6. Bund und Kantone müssen auch viel mehr in die politische Bildung aller Bürgerinnen und Bürger investieren, und zwar von Schülern und Lehrlingen ebenso wie von Erwachsenen. Familie und Schule können dies nicht mehr automatisch leisten. Daher ist auch die Schaffung von Gutscheinen für politische Bildung oder von kommunalen Demokratiehäusern, in denen die notwendige Infrastruktur für das öffentliche Engagement bereitsteht, ins Auge zu fassen.

Mit solchen Reformen könnten die Position und die Kompetenz der sich engagierenden Bürgerinnen und Bürger, deren Beteiligungsmöglichkeiten sowie die Seele der Direkten Demokratie, die öffentliche Debatte, die nachdenkliche und reflexive Diskussion (Deliberation)6 qualitativ gestärkt und noch besser in allen gesellschaftlichen Schichten verankert werden: Alles dringliche Prioritäten für alle, denen die Zukunft der Direkten Demokratie wirklich am Herzen liegt.

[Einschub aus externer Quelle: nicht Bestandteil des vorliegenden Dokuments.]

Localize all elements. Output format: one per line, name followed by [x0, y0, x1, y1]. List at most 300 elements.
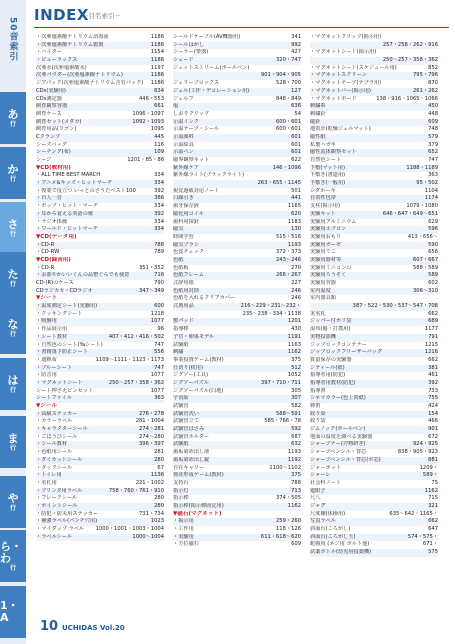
index-page-ref: 321 — [428, 502, 438, 509]
index-term: シーラー(楽器) — [173, 49, 209, 56]
kana-tab-0[interactable] — [0, 92, 26, 144]
index-term: 刺繍糸 — [310, 103, 326, 110]
index-page-ref: 788 — [291, 479, 301, 486]
index-page-ref: 924・925 — [413, 441, 438, 448]
index-page-ref: 1096・1097 — [132, 110, 164, 117]
index-entry — [310, 388, 438, 396]
index-term: ▼シール — [36, 403, 57, 409]
index-entry — [310, 326, 438, 334]
index-entry — [310, 88, 438, 96]
kana-tab-9[interactable] — [0, 586, 26, 638]
index-term: 白線引き — [173, 195, 194, 202]
index-term: ・ラベルシール — [36, 533, 73, 540]
index-term: 示温インク — [173, 118, 199, 125]
index-term: 飼育ケース — [36, 110, 62, 117]
index-entry — [173, 249, 301, 257]
kana-tab-suffix: 行 — [9, 386, 16, 394]
index-term: シートファイル — [36, 395, 73, 402]
index-term: 色紙板 — [173, 264, 189, 271]
index-entry — [36, 57, 164, 65]
index-page-ref: 715 — [428, 495, 438, 502]
index-term: ・カラーラベル — [36, 418, 73, 425]
index-entry — [36, 326, 164, 334]
index-term: ・マグネットシート — [36, 379, 83, 386]
index-entry — [36, 142, 164, 150]
kana-tab-8[interactable] — [0, 530, 26, 582]
index-entry — [310, 288, 438, 296]
index-page-ref: 582 — [291, 403, 301, 409]
index-page-ref — [436, 34, 438, 42]
index-entry — [36, 311, 164, 319]
index-page-ref: 589 — [428, 272, 438, 279]
index-page-ref: 1077 — [150, 318, 164, 325]
index-page-ref: 1079・1080 — [406, 203, 438, 210]
index-term: 刺繍 — [173, 349, 184, 356]
index-page-ref: 1000〜1004 — [132, 533, 164, 540]
index-entry — [173, 226, 301, 234]
index-entry — [310, 249, 438, 257]
index-page-ref: 306〜310 — [413, 287, 438, 294]
index-page-ref: 1186 — [150, 57, 164, 64]
index-term: 磁針 — [310, 118, 321, 125]
index-entry — [173, 518, 301, 526]
index-entry — [173, 541, 301, 549]
kana-tab-suffix: 行 — [9, 120, 16, 128]
index-entry — [36, 280, 164, 288]
index-page-ref: 397・710・711 — [260, 379, 301, 386]
index-page-ref: 274〜281 — [139, 426, 164, 433]
index-term: 試薬ボトル(幼児用投薬機) — [310, 549, 372, 556]
index-group-heading — [36, 165, 164, 173]
index-term: ジャーポット — [310, 464, 342, 471]
index-entry — [36, 219, 164, 227]
index-term: 磁界観察キット — [173, 157, 210, 163]
index-page-ref — [162, 403, 164, 411]
index-page-ref — [162, 234, 164, 242]
index-term: ・ダイカットシール — [36, 456, 83, 463]
kana-tab-suffix: 行 — [9, 564, 16, 572]
index-entry — [36, 526, 164, 534]
page-title: INDEX — [34, 6, 89, 24]
index-entry — [36, 411, 164, 419]
index-term: 敷パッド — [173, 318, 194, 325]
index-term: ・ALL TIME BEST MARCH — [36, 172, 101, 179]
index-term: ・プリンタ用ラベル — [36, 487, 83, 494]
kana-tab-1[interactable] — [0, 147, 26, 199]
index-page-ref: 334 — [154, 218, 164, 225]
index-term: ・CD-R — [36, 264, 55, 271]
index-entry — [310, 526, 438, 534]
index-page-ref: 992 — [291, 41, 301, 48]
index-entry — [36, 388, 164, 396]
index-term: 時間学習 — [173, 233, 194, 240]
index-entry — [310, 103, 438, 111]
index-entry — [36, 480, 164, 488]
index-page-ref: 413・656〜 — [407, 233, 438, 240]
index-entry — [310, 480, 438, 488]
index-page-ref: 1162 — [287, 349, 301, 356]
index-page-ref: 601 — [291, 133, 301, 140]
index-term: ▼シート — [36, 295, 58, 302]
index-term: 色紙フレーム — [173, 272, 204, 279]
index-page-ref: 1218 — [150, 310, 164, 317]
index-page-ref: 632 — [291, 441, 301, 448]
index-page-ref: 574・575・ — [407, 533, 438, 540]
index-page-ref: 466 — [428, 418, 438, 425]
index-page-ref — [299, 172, 301, 180]
index-term: 尺度棚(体操用) — [310, 510, 346, 517]
index-page-ref: 646・647・649〜651 — [382, 210, 438, 217]
index-entry — [173, 288, 301, 296]
index-page-ref: 341 — [291, 34, 301, 40]
index-entry — [173, 165, 301, 173]
index-term: CDs測定器 — [36, 95, 62, 102]
index-term: シーチング(布) — [36, 149, 71, 156]
index-page-ref: 600・601 — [276, 118, 301, 125]
index-entry — [310, 441, 438, 449]
index-entry — [310, 80, 438, 88]
index-term: ジップロックフリーザーバッグ — [310, 349, 383, 356]
index-page-ref: 636 — [291, 103, 301, 110]
index-page-ref: 1092・1093 — [132, 118, 164, 125]
index-entry — [310, 380, 438, 388]
index-page-ref: 579 — [428, 133, 438, 140]
index-page-ref: 1100〜1102 — [269, 464, 301, 471]
index-term: ・自然色のシート(Yaシート) — [36, 341, 103, 348]
index-entry — [36, 418, 164, 426]
index-page-ref: 1192 — [287, 456, 301, 463]
index-entry — [173, 372, 301, 380]
index-term: 斜面台(ころがし玉) — [310, 533, 356, 540]
index-entry — [310, 503, 438, 511]
index-page-ref: 95・502 — [416, 180, 438, 187]
index-entry — [36, 195, 164, 203]
index-entry — [36, 126, 164, 134]
index-term: シネマカラー(色上質紙) — [310, 395, 366, 402]
index-entry — [36, 441, 164, 449]
index-page-ref: 901・904・905 — [260, 72, 301, 79]
kana-tab-6[interactable] — [0, 416, 26, 468]
index-entry — [310, 126, 438, 134]
kana-tab-7[interactable] — [0, 476, 26, 528]
index-term: ・マグネットクリップ(掲示用) — [310, 34, 382, 40]
index-page-ref: 1201・85・86 — [127, 157, 164, 163]
index-page-ref: 259・260 — [276, 518, 301, 525]
index-term: ・ごほうびシール — [36, 433, 78, 440]
index-entry — [310, 42, 438, 50]
index-page-ref: 1183 — [287, 218, 301, 225]
index-entry — [173, 96, 301, 104]
index-entry — [310, 72, 438, 80]
index-page-ref: 671・ — [422, 541, 438, 548]
index-term: シェード — [173, 57, 194, 64]
index-term: ・方位磁石 — [173, 541, 199, 548]
index-entry — [36, 503, 164, 511]
index-page-ref: 716 — [154, 272, 164, 279]
index-page-ref: 347〜349 — [139, 287, 164, 294]
index-term: 実験用器材等 — [310, 256, 342, 263]
index-page-ref: 250〜257・358・362 — [108, 379, 164, 386]
index-term: 磁気 — [173, 226, 184, 233]
index-page-ref: 1174 — [424, 195, 438, 202]
index-term: 磁気ブラシ — [173, 241, 199, 248]
index-entry — [173, 318, 301, 326]
index-term: 示温顔料 — [173, 133, 194, 140]
index-page-ref: 607・667 — [413, 256, 438, 263]
index-term: ・補強ラベル(パンチ穴用) — [36, 518, 98, 525]
index-term: 試験管洗い — [173, 410, 199, 417]
index-page-ref: 1162 — [287, 502, 301, 509]
index-term: ・キャラクターシール — [36, 426, 88, 433]
index-entry — [36, 111, 164, 119]
index-entry — [173, 72, 301, 80]
index-term: 質量保存の実験器 — [310, 356, 352, 363]
index-term: ・次亜塩素酸ナトリウム消毒液 — [36, 34, 109, 40]
kana-tab-label: か — [7, 162, 19, 176]
index-page-ref: 334 — [154, 172, 164, 179]
index-entry — [173, 380, 301, 388]
index-entry — [36, 465, 164, 473]
index-term: Cクランプ — [36, 133, 61, 140]
index-page-ref: 396・397 — [139, 441, 164, 448]
index-entry — [173, 403, 301, 411]
index-page-ref: 280 — [154, 495, 164, 502]
index-entry — [310, 365, 438, 373]
index-entry — [310, 418, 438, 426]
index-entry — [310, 295, 438, 303]
kana-tab-5[interactable] — [0, 358, 26, 410]
index-term: 実名札 — [310, 310, 326, 317]
index-entry — [310, 226, 438, 234]
index-entry — [36, 80, 164, 88]
index-page-ref: 392 — [154, 210, 164, 217]
index-term: ・クッキングシート — [36, 310, 83, 317]
index-entry — [310, 242, 438, 250]
index-entry — [173, 142, 301, 150]
index-page-ref: 790 — [154, 280, 164, 286]
index-entry — [310, 165, 438, 173]
index-page-ref: 216〜229・231〜232・ — [240, 303, 301, 310]
index-term: 試験管ばさみ — [173, 426, 205, 433]
index-page-ref: 280 — [154, 502, 164, 509]
index-term: 歯垢染め出し錠 — [173, 456, 210, 463]
index-page-ref: 634 — [154, 87, 164, 94]
index-entry — [173, 426, 301, 434]
index-term: 色紙用封筒 — [173, 287, 199, 294]
index-term: 実験用容器 — [310, 280, 336, 286]
index-entry — [36, 119, 164, 127]
index-page-ref: 629 — [428, 218, 438, 225]
index-group-heading — [36, 295, 164, 303]
index-term: ・作品展示用 — [36, 326, 68, 333]
index-term: 蛇腹用 (ネジ用 ボルト他) — [310, 541, 370, 548]
index-term: ▼磁石(マグネット) — [173, 510, 222, 517]
index-term: シージ — [36, 157, 52, 163]
index-page-ref: 227 — [291, 280, 301, 286]
index-page-ref: 789 — [154, 249, 164, 256]
index-term: 指導棒 — [173, 326, 189, 333]
index-term: 下敷き(書道用) — [310, 172, 346, 179]
index-entry — [36, 303, 164, 311]
index-page-ref: 881 — [428, 456, 438, 463]
index-entry — [310, 134, 438, 142]
index-entry — [36, 349, 164, 357]
index-term: 試験管ホルダー — [173, 433, 210, 440]
index-page-ref: 374・505 — [276, 495, 301, 502]
index-entry — [310, 111, 438, 119]
index-page-ref: 320・747 — [276, 57, 301, 64]
index-term: 飼育観察容器 — [36, 103, 68, 110]
index-term: 磁化用コイル — [173, 210, 204, 217]
kana-tab-2[interactable] — [0, 202, 26, 254]
index-entry — [36, 249, 164, 257]
index-term: ・ワールド・ヒットマーチ — [36, 226, 98, 233]
index-entry — [310, 180, 438, 188]
index-term: ・トイレ用 — [36, 472, 62, 479]
index-page-ref: 848・849 — [276, 95, 301, 102]
index-term: 遮眼子 — [310, 487, 326, 494]
index-entry — [173, 365, 301, 373]
index-entry — [36, 242, 164, 250]
index-term: 湿布(傷・打撲用) — [310, 326, 351, 333]
index-page-ref: 585・766・78 — [264, 418, 301, 425]
index-term: ・マグネットバー(掲示用) — [310, 87, 371, 94]
index-term: シールドケーブル(AV機器用) — [173, 34, 241, 40]
index-entry — [173, 441, 301, 449]
index-page-ref: 556 — [154, 349, 164, 356]
index-page-ref: 791 — [428, 333, 438, 340]
index-term: ・次亜塩素酸ナトリウム製剤 — [36, 41, 104, 48]
index-page-ref: 1209・ — [419, 464, 438, 471]
index-entry — [310, 434, 438, 442]
index-page-ref: 609 — [428, 118, 438, 125]
index-term: 地震計(乾燥ジェルマット) — [310, 126, 371, 133]
index-term: ・CD-R — [36, 241, 55, 248]
index-entry — [310, 49, 438, 57]
index-page-ref: 424 — [428, 403, 438, 409]
index-term: ・シール教材 — [36, 441, 68, 448]
index-term: 実験用てこ — [310, 249, 336, 256]
index-term: 字消版 — [173, 395, 189, 402]
index-term: ・アニメ&キッズ・ヒットマーチ — [36, 180, 113, 187]
index-entry — [173, 280, 301, 288]
kana-tab-suffix: 行 — [9, 280, 16, 288]
index-term: ・百人一首 — [36, 195, 62, 202]
index-term: ・書籍落下防止シート — [36, 349, 88, 356]
index-term: 試験管立て — [173, 418, 199, 425]
index-entry — [310, 119, 438, 127]
index-page-ref — [436, 295, 438, 303]
index-term: 指導者用教材(防犯) — [310, 379, 356, 386]
kana-tab-label: あ — [7, 107, 19, 121]
index-page-ref: 461 — [428, 372, 438, 379]
index-term: ジグソーパズル — [173, 379, 209, 386]
index-entry — [310, 549, 438, 557]
index-entry — [173, 88, 301, 96]
index-entry — [173, 234, 301, 242]
index-entry — [310, 257, 438, 265]
index-entry — [310, 465, 438, 473]
index-page-ref: 512 — [291, 364, 301, 371]
index-term: 自着性包帯 — [310, 195, 336, 202]
page-number: 10 — [40, 619, 59, 634]
index-entry — [36, 495, 164, 503]
index-page-ref: 67 — [157, 464, 164, 471]
fifty-sound-index-sidebar — [0, 0, 26, 644]
sidebar-heading: 50音索引 — [7, 16, 18, 62]
index-term: 飼育セット(メダカ) — [36, 118, 82, 125]
index-entry — [36, 149, 164, 157]
index-entry — [310, 203, 438, 211]
index-entry — [310, 472, 438, 480]
index-term: ジャグ — [310, 502, 326, 509]
index-entry — [36, 372, 164, 380]
index-entry — [173, 203, 301, 211]
index-term: 色紙 — [173, 256, 184, 263]
index-term: 紫外線ケア — [173, 164, 199, 171]
index-entry — [310, 96, 438, 104]
index-term: 下敷(マット用) — [310, 164, 345, 171]
index-page-ref: 758・760・761・910 — [108, 487, 164, 494]
index-page-ref: 281 — [154, 449, 164, 456]
index-term: ▼CD(データ用) — [36, 233, 77, 240]
index-page-ref: 528・700 — [276, 80, 301, 87]
index-term: ジッパー付ポリ袋 — [310, 318, 352, 325]
index-entry — [310, 541, 438, 549]
index-page-ref: 1201 — [287, 318, 301, 325]
index-entry — [36, 72, 164, 80]
index-page-ref: 622 — [291, 157, 301, 163]
index-entry — [173, 157, 301, 165]
index-page-ref: 662 — [428, 310, 438, 317]
index-page-ref: 392 — [428, 379, 438, 386]
index-page-ref: 116 — [154, 141, 164, 148]
index-term: CDラジカセ・CDラジオ — [36, 287, 93, 294]
index-page-ref — [162, 165, 164, 173]
index-page-ref — [162, 257, 164, 265]
index-entry — [310, 303, 438, 311]
index-entry — [173, 272, 301, 280]
index-page-ref: 1162 — [424, 487, 438, 494]
index-term: ・マグネットテープ(テプラ用) — [310, 80, 382, 87]
index-entry — [310, 195, 438, 203]
index-term: ・授業で役立つ いっとのさうたベスト100 — [36, 187, 136, 194]
index-term: シャーレ — [310, 472, 331, 479]
kana-tab-3[interactable] — [0, 252, 26, 304]
index-entry — [173, 457, 301, 465]
index-page-ref: 445 — [154, 133, 164, 140]
index-page-ref: 334 — [154, 180, 164, 187]
index-page-ref: 1136 — [150, 472, 164, 479]
index-entry — [36, 449, 164, 457]
index-entry — [310, 234, 438, 242]
index-page-ref: 392 — [154, 187, 164, 194]
index-page-ref: 379 — [428, 141, 438, 148]
kana-tab-4[interactable] — [0, 302, 26, 354]
index-entry — [173, 334, 301, 342]
index-entry — [36, 380, 164, 388]
index-entry — [36, 226, 164, 234]
index-term: 実験用ろうそく — [310, 272, 347, 279]
index-page-ref: 221・1002 — [135, 479, 164, 486]
index-page-ref: 733 — [428, 387, 438, 394]
index-group-heading — [36, 257, 164, 265]
index-term: ・高級ステッカー — [36, 410, 78, 417]
index-term: 絞り染 — [310, 410, 326, 417]
index-page-ref: 96 — [157, 326, 164, 333]
index-entry — [310, 57, 438, 65]
index-page-ref: 870 — [428, 80, 438, 87]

1 Dass der Bürger und Bauer Toni Brunner aus dem Toggenburg, Nationalrat und Präsident der SVP, bei der Einreichung der SVP-Initiative für die Volkswahl des Bundesrats im Juli 2011 das Gegenteil behauptet hat, zeigt nur, wie unklar selbst die zentralsten Begriffe unseres politischen Systems für uns Schweizer geblieben sind. Alle wirklichen Vorschläge zur Demokratisierung der Direkten Demokratie, wie die Einführung der Gesetzesinitiative auf Bundesebene oder die Schaffung von Transparenz bezüglich der in Abstimmungen und Wahlen verwendeten Geldmittel, sind von der SVP im Übrigen seit Jahrzehnten immer abgelehnt worden.

2 Unter anderen auch vom französischen Fourieristen und Sozialisten Victor Considerant (1808-1893) in seiner Schrift La solution ou le Gouvernement direct du peuple (3. Auflage, Paris 1851) vertreten, vgl. Martin Stohler, Considerant, Bürkli et la création d'un éspace politique 1846-1850, in: Cahiers Charles Fourier Nr. 19, 2008 - www.charlesfourier.fr

3 Vergleiche hierzu auch den Beitrag von Henry Booth in diesem Band, die beiden Publikationen aus der Service-Public-Reihe der Editions le Doubs vor und nach der Minarettverbot-Abstimmung 2009 und 2010 sowie die Bemühungen des Forums für Demokratie und Menschenrechte (FMD). www.landhausversammlung.ch

4 Siehe dazu das neue Buch von Oswald Sigg und Viktor Parma, Die käufliche Schweiz, Zürich, August 2011 (Nagel& Kimche) sowie die entsprechenden Bemühungen um eine neue Volksinitiative der Gruppe für Demokratie und Transparenz (GDT) und Äusserungen von Bundesrätin Sommaruga im Tages-Anzeiger vom 27. August 2011, alles dazu auf www.ddwerkstatt.ch

5 Nach jahrelangen Anstrengungen hat sich im August 2011 in einer nationalrätlichen Subkommission der Staatspolitischen Kommission aufgrund neuer umfassender wissenschaftlicher Analysen und vieler negativer Erfahrungen nun erstmals ein sehr breit abgestützter entsprechender Konsens gezeigt, der zuversichtlich stimmt, dass in den kommenden Jahren Verfassungsreformen, welche solche Engagements des Staates ermöglichen, durchgeführt werden können.

6 Nicht zu verwechseln mit den TV-Talks oder den arenisierten Rechthabereien: Kriterium für eine gute Diskussion, im Kleinen wie im Grossen, ist immer die Frage, ob alle die Diskussion klüger beenden, als sie sie begonnen haben; dies ist die Aufgabe aller Beteiligten, was die gegenseitige Verantwortung auch für den Andersdenken zum Ausdruck bringt, der mehr als Partner im anstrengenden Prozess des gemeinsam klüger Werdens angesehen werden kann und weniger als Gegner oder gar Feind, gegen den es recht zu haben oder den es gar niederzuschreien gilt.